• Saber cuándo jugar y cuándo retirarse. El “enamoramiento” de unas acciones de bajo rendimiento es un error que muchos cometen. Es buena idea darle la oportunidad a una acción, y no subestimar su valor potencial, pero en el caso de una que desciende consistentemente, no deben mediar lealtad ni el deseo de mantenerla y recuperar su dinero. Ese método podría serle extremadamente costoso. Mejor deshágase de ella.
  • Ser flexible.  Muchos inversionistas crean reglas personales que obedecen fielmente para ser disciplinados y no caer en grandes pérdidas. Por ejemplo, pudiera decir que una vez que la acción le ha permitido ganar “X” cantidad de dinero, debe venderla independientemente de su potencial de ingresos mucho mayores. En tales instancias, esa regla podría costarle bastante caro. Si bien es vital la disciplina, debido a la naturaleza riesgosa de las inversiones, también es clave no ser demasiado rígido y dejar que las cosas sigan su curso debido.
  • No hay nada seguro. Casi todo inversionista recibe un “consejo” a través de un amigo, compañero de trabajo o familiar. Este tipo de sugerencias, conocidas con frecuencia como “lo seguro” pueden resultar todo lo contrario; muchos han perdido cuantiosas sumas dando crédito a esos consejos. La inversión no es una cuestión de hacerse rico rápidamente, sino un proceso que favorece a los inversionistas informados y pacientes que valoran las cosas a largo plazo.

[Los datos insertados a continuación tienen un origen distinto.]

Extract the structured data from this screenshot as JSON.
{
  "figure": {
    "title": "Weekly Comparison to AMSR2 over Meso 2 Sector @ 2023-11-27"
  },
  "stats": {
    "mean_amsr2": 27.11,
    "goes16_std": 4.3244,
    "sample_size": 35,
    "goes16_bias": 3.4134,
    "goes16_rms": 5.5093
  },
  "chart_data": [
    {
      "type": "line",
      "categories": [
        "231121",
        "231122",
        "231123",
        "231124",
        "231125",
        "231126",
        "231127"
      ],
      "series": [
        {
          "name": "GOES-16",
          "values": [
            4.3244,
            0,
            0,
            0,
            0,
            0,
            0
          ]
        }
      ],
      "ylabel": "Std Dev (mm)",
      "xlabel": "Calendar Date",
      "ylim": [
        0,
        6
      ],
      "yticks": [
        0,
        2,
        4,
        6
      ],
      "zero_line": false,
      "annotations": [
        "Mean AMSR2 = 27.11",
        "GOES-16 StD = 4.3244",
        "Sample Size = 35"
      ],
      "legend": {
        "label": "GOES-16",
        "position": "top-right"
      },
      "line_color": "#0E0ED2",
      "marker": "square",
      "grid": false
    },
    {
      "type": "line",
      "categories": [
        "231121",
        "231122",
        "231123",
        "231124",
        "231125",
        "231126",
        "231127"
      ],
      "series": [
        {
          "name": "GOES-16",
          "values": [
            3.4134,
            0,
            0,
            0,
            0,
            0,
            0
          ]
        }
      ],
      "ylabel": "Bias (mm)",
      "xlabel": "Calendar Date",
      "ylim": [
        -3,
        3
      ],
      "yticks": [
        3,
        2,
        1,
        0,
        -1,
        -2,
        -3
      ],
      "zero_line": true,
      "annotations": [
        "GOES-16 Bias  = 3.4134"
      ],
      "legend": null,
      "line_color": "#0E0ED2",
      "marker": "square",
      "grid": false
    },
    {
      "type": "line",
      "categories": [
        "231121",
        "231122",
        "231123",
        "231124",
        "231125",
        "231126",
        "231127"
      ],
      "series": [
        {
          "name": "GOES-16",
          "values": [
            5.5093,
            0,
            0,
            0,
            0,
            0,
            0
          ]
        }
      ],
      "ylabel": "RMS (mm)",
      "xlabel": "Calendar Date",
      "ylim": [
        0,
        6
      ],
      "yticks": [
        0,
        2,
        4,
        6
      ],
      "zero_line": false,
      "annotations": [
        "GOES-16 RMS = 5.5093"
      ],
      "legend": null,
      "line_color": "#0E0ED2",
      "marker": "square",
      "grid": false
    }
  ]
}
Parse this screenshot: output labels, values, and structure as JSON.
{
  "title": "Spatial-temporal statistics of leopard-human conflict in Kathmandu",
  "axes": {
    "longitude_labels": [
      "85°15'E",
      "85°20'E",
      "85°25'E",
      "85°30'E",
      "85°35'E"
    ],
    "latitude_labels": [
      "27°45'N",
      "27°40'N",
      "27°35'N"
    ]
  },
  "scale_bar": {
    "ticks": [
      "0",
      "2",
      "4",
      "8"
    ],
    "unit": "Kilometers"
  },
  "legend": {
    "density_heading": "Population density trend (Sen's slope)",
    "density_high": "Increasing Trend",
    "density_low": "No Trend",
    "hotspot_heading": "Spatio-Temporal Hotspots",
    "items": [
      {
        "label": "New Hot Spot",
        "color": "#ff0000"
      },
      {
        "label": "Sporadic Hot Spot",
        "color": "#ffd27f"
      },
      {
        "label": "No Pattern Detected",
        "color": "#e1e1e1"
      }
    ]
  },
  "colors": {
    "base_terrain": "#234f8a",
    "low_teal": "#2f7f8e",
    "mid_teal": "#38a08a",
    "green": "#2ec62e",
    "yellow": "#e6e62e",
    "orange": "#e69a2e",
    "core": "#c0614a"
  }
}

  • Piense siempre en términos de largo plazo. Los inversionistas exitosos se dan cuenta de que el propósito de la inversión no es ganar dinero el mes próximo, sino obtenerlo a largo plazo, como ocurre con las cuentas de ahorro para jubilación. Particularmente para los principiantes, la adopción de un punto a largo plazo contribuirá a crear una base sólida para su carrera de inversionista. Siempre es tentador hacer el intento de ganar dinero rápidamente, con un método de “llegar y agarrar”. Sin embargo, el corretaje bursátil requiere conocimientos con los cuales la mayoría de los inversionistas novatos no cuentan, además se debe contar con recursos significativos y tiempo suficiente para dedicarle a las operaciones.
  • Recuperarse de las pérdidas. El mercado no estará nunca totalmente libre de volatilidad. Si invertir fuera así de fácil, todos fuéramos millonarios. Tenga en cuenta la fluctuación de las acciones, y que siempre reportará alguna pérdida. Si dicha pérdida es cuantiosa, entonces es hora de vender las acciones. Si por el contrario, la pérdida puede catalogarse como “normal”, no le inquietará demasiado si las acciones pierden valor en determinado momento.